When the pump power of a laser (particularly a solid-state laser) is suddenly switched on, the laser output power may exhibit several spikes, i.e. energetic light pulses, before it approaches its steady-state value via relaxation oscillations, as shown in Figure 1. Similar effects occur when the resonator losses are suddenly reduced, after some time where the gain medium was pumped (→ Q switching).

The duration of the first spike can be of the order of a few times the resonator round-trip time, and is thus often as short as a few tens of nanoseconds. Subsequent spikes then become longer and longer. The temporal spacing of the spikes is of the order of the inverse relaxation oscillation frequency.

Figure 1: Turn-on dynamics of a laser, simulated with the software RP Q-switch. It is assumed that the pump power is suddenly switched on.

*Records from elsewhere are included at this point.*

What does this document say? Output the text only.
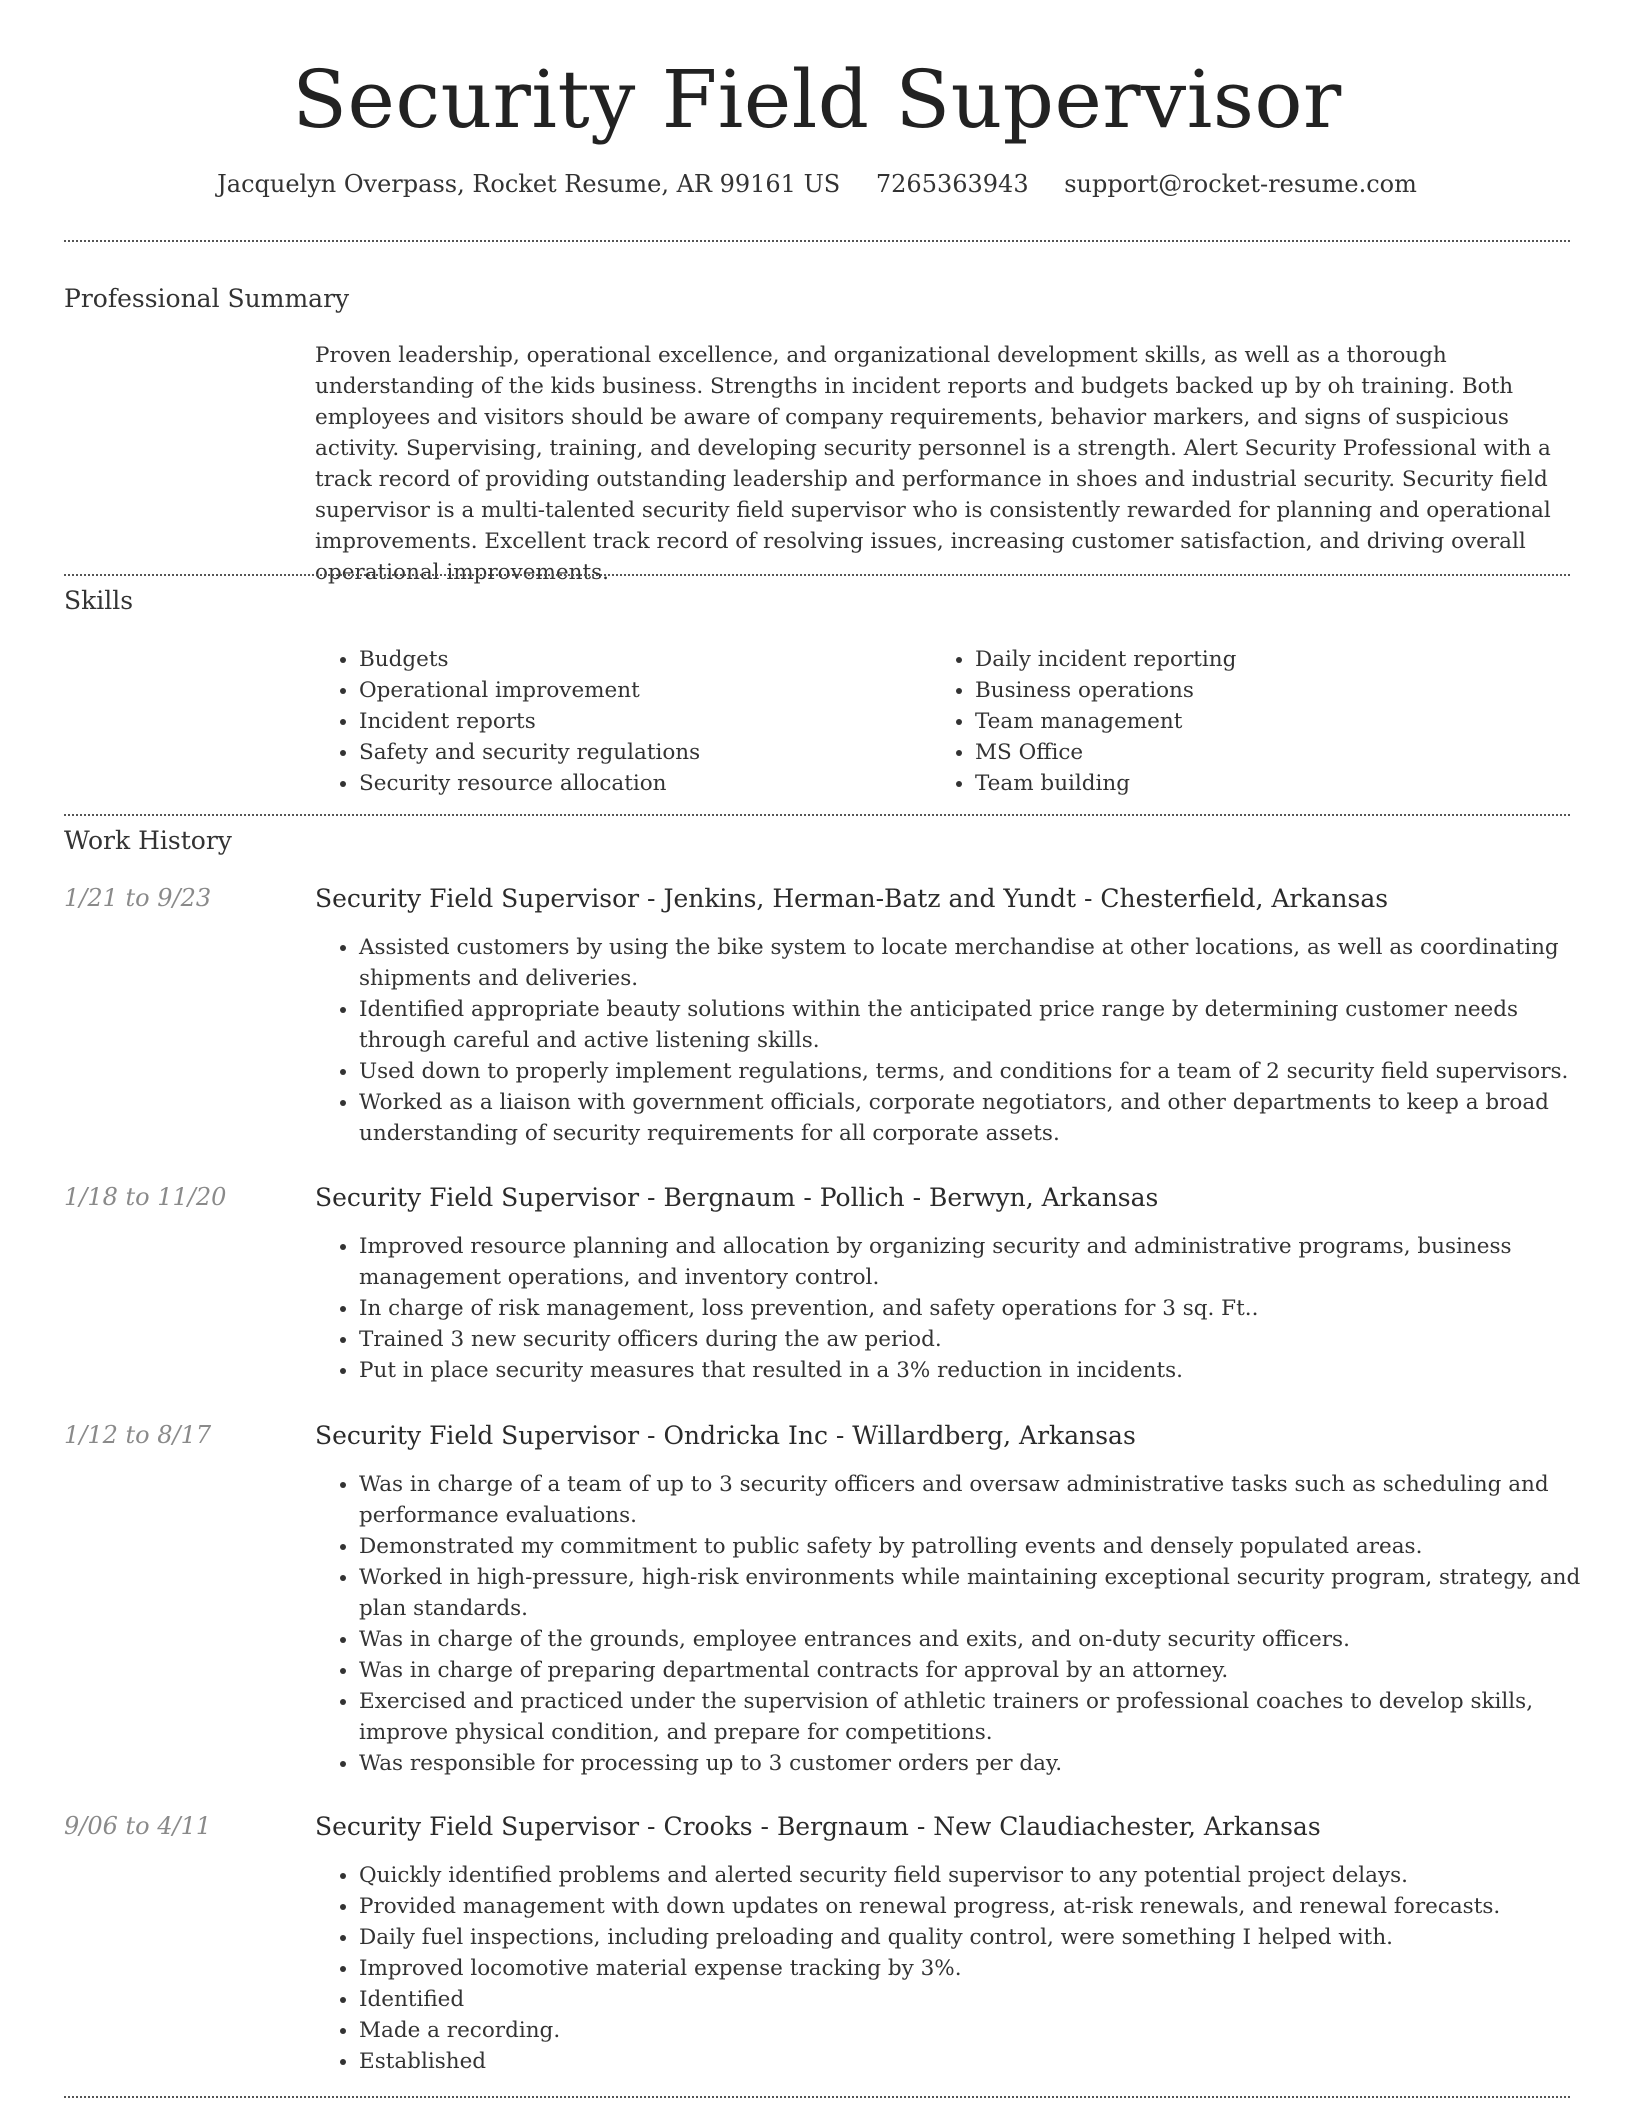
Security Field Supervisor
Jacquelyn Overpass, Rocket Resume, AR 99161 US 7265363943 support@rocket-resume.com
Professional Summary

Proven leadership, operational excellence, and organizational development skills, as well as a thorough understanding of the kids business. Strengths in incident reports and budgets backed up by oh training. Both employees and visitors should be aware of company requirements, behavior markers, and signs of suspicious activity. Supervising, training, and developing security personnel is a strength. Alert Security Professional with a track record of providing outstanding leadership and performance in shoes and industrial security. Security field supervisor is a multi-talented security field supervisor who is consistently rewarded for planning and operational improvements. Excellent track record of resolving issues, increasing customer satisfaction, and driving overall operational improvements.

Skills
• Budgets
• Operational improvement
• Incident reports
• Safety and security regulations
• Security resource allocation
• Daily incident reporting
• Business operations
• Team management
• MS Office
• Team building
Work History
1/21 to 9/23	Security Field Supervisor - Jenkins, Herman-Batz and Yundt - Chesterfield, Arkansas
• Assisted customers by using the bike system to locate merchandise at other locations, as well as coordinating shipments and deliveries.
• Identified appropriate beauty solutions within the anticipated price range by determining customer needs through careful and active listening skills.
• Used down to properly implement regulations, terms, and conditions for a team of 2 security field supervisors.
• Worked as a liaison with government officials, corporate negotiators, and other departments to keep a broad understanding of security requirements for all corporate assets.
1/18 to 11/20	Security Field Supervisor - Bergnaum - Pollich - Berwyn, Arkansas
• Improved resource planning and allocation by organizing security and administrative programs, business management operations, and inventory control.
• In charge of risk management, loss prevention, and safety operations for 3 sq. Ft..
• Trained 3 new security officers during the aw period.
• Put in place security measures that resulted in a 3% reduction in incidents.
1/12 to 8/17	Security Field Supervisor - Ondricka Inc - Willardberg, Arkansas
• Was in charge of a team of up to 3 security officers and oversaw administrative tasks such as scheduling and performance evaluations.
• Demonstrated my commitment to public safety by patrolling events and densely populated areas.
• Worked in high-pressure, high-risk environments while maintaining exceptional security program, strategy, and plan standards.
• Was in charge of the grounds, employee entrances and exits, and on-duty security officers.
• Was in charge of preparing departmental contracts for approval by an attorney.
• Exercised and practiced under the supervision of athletic trainers or professional coaches to develop skills, improve physical condition, and prepare for competitions.
• Was responsible for processing up to 3 customer orders per day.
9/06 to 4/11	Security Field Supervisor - Crooks - Bergnaum - New Claudiachester, Arkansas
• Quickly identified problems and alerted security field supervisor to any potential project delays.
• Provided management with down updates on renewal progress, at-risk renewals, and renewal forecasts.
• Daily fuel inspections, including preloading and quality control, were something I helped with.
• Improved locomotive material expense tracking by 3%.
• Identified
• Made a recording.
• Established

Before the steady state is reached, the laser emits a number of spikes and undergoes damped relaxation oscillations.

Figure 2: Phase space representation of the same dynamics as in Figure 1. After turning on, the operation point starts a revolution along the outer curve in counter-clockwise direction, in order then gradually to approach the steady state with smaller and smaller excursions of gain and output power.

Pronounced spiking occurs for lasers where the upper-state lifetime is much larger than the cavity damping time. This is the case for, e.g., solid-state lasers based on ion-doped crystals or glasses, particularly when built with a short laser resonator. Spiking may then be reduced, but hardly suppressed altogether, with electronic feedback systems. Gas lasers often operate in an entirely different regime, with the upper-state lifetime being substantially smaller than the cavity damping time, so that spiking phenomena do not occur.